The properties of each of these chemistries can be modified by changing the precise formulation and the addition of other compounds like tackifiers.
In addition to the chemistry and formulation of PSAs, their usefulness in different applications is determined by the backing, or carrier, that is coated with adhesive. These carriers can be any number of materials like plastics (duct tape), fabric (medical tape) paper (labels), foil (HVAC wrap) and others. In specialty applications like transfer-tapes in the graphics industry, the pressure sensitive is applied directly to a release liner.
"Application by hand or machine is the only necessary component for adhesion."
One of the main advantages of using pressure sensitive adhesives is that no specialty equipment needs to be used for curing or dispensing. Because the adhesive bonds under pressure, application by hand or machine is the only necessary component for adhesion. This makes PSAs an extremely quick and efficient adherent in industries where they are applicable.

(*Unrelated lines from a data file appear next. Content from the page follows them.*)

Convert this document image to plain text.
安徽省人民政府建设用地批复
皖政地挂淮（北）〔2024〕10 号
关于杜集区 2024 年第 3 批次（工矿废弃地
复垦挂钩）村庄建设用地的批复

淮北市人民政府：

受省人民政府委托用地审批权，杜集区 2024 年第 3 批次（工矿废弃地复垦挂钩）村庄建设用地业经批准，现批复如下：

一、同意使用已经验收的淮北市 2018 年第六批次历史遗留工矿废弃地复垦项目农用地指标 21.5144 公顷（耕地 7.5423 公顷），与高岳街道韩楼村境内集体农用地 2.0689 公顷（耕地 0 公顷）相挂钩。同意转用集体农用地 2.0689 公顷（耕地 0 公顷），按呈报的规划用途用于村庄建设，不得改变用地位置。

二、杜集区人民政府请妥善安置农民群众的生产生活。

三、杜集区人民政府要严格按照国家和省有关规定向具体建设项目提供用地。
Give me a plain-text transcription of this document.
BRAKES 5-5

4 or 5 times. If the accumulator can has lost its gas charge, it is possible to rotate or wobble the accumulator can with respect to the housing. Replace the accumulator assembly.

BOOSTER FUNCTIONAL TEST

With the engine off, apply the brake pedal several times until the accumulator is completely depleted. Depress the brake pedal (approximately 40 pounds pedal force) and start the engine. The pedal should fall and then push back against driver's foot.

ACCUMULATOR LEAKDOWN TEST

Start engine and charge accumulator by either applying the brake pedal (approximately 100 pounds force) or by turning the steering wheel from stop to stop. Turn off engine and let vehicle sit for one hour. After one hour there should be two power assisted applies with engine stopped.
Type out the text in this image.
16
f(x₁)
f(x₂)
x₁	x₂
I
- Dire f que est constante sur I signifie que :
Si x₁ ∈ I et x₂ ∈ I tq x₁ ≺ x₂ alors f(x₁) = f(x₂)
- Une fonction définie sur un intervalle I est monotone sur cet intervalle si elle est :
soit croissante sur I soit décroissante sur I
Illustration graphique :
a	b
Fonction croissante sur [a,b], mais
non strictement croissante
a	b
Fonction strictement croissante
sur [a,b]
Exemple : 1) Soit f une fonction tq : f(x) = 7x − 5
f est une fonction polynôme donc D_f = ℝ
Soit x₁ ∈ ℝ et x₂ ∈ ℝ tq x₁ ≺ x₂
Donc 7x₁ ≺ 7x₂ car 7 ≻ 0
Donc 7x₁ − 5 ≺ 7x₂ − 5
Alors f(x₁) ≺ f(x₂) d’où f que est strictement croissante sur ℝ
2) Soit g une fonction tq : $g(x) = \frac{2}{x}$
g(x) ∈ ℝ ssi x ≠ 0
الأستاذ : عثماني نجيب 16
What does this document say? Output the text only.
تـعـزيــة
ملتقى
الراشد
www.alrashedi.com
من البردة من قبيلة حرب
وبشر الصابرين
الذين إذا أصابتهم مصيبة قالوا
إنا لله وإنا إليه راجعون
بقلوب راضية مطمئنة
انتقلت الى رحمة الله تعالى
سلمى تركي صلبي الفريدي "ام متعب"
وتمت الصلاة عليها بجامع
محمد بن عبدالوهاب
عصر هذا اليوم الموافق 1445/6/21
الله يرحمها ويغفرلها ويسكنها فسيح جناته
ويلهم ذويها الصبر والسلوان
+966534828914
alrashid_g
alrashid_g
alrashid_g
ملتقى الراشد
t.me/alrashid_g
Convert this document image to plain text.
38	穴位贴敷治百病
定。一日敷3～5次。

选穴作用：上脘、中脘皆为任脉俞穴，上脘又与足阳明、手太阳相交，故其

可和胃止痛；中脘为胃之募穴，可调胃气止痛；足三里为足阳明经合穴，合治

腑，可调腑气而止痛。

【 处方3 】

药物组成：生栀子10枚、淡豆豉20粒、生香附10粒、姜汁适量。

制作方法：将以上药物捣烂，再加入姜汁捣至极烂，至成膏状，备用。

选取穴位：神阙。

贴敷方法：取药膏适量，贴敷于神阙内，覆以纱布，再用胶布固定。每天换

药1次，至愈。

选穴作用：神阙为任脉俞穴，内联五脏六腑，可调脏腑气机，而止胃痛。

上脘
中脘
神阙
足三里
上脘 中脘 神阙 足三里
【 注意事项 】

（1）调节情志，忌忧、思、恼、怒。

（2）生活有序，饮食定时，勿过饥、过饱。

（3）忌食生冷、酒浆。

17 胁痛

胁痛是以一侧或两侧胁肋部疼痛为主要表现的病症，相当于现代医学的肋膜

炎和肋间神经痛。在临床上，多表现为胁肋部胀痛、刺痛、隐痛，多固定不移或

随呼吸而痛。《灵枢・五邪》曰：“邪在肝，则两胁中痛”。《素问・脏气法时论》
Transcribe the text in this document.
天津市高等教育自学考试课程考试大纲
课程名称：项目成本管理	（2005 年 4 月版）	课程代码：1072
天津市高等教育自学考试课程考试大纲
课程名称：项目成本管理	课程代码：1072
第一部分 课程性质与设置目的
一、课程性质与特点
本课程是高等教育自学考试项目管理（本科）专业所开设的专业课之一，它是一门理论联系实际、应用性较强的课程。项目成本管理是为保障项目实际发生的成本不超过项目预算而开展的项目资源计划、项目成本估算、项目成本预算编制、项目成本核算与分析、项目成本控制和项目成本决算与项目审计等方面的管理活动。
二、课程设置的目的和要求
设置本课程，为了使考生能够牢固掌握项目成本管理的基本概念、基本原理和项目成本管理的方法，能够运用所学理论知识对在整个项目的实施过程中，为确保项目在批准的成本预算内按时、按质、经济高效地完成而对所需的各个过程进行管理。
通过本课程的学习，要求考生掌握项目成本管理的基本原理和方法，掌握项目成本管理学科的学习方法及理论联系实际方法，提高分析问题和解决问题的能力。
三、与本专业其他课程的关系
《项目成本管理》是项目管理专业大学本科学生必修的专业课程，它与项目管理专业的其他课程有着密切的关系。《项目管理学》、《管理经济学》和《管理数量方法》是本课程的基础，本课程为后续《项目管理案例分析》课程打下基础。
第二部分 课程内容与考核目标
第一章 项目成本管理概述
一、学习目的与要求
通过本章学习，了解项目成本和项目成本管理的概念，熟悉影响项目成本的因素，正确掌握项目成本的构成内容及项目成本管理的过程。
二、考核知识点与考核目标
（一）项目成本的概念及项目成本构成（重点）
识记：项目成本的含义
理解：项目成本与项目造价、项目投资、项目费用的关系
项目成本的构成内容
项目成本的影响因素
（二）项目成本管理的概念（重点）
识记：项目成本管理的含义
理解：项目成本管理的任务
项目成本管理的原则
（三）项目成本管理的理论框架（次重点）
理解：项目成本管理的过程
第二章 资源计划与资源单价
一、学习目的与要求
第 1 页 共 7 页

The uses of PSAs are near-universal. The packaging industry makes up a large section of the PSA industry, as they can be used in box sealing, bottle or other package labeling and temporary holding. In the medical field they are used both in tape that adheres to skin, as well as patches for drug delivery. The food and beverage industry uses them extensively for labeling on a wide variety of surfaces. Another major section of the PSA industry is adhesives tabs on disposable hygiene products like diapers. Because PSAs can be formulated for temporary use, they can also find application in assembly or packaging when pieces need to be held in place until a more permanent bond can be formed. Many types of product assembly use PSAs, particularly paper products like notebooks. They of course also have wide use in the consumer industry as all forms of single and double-sided tapes.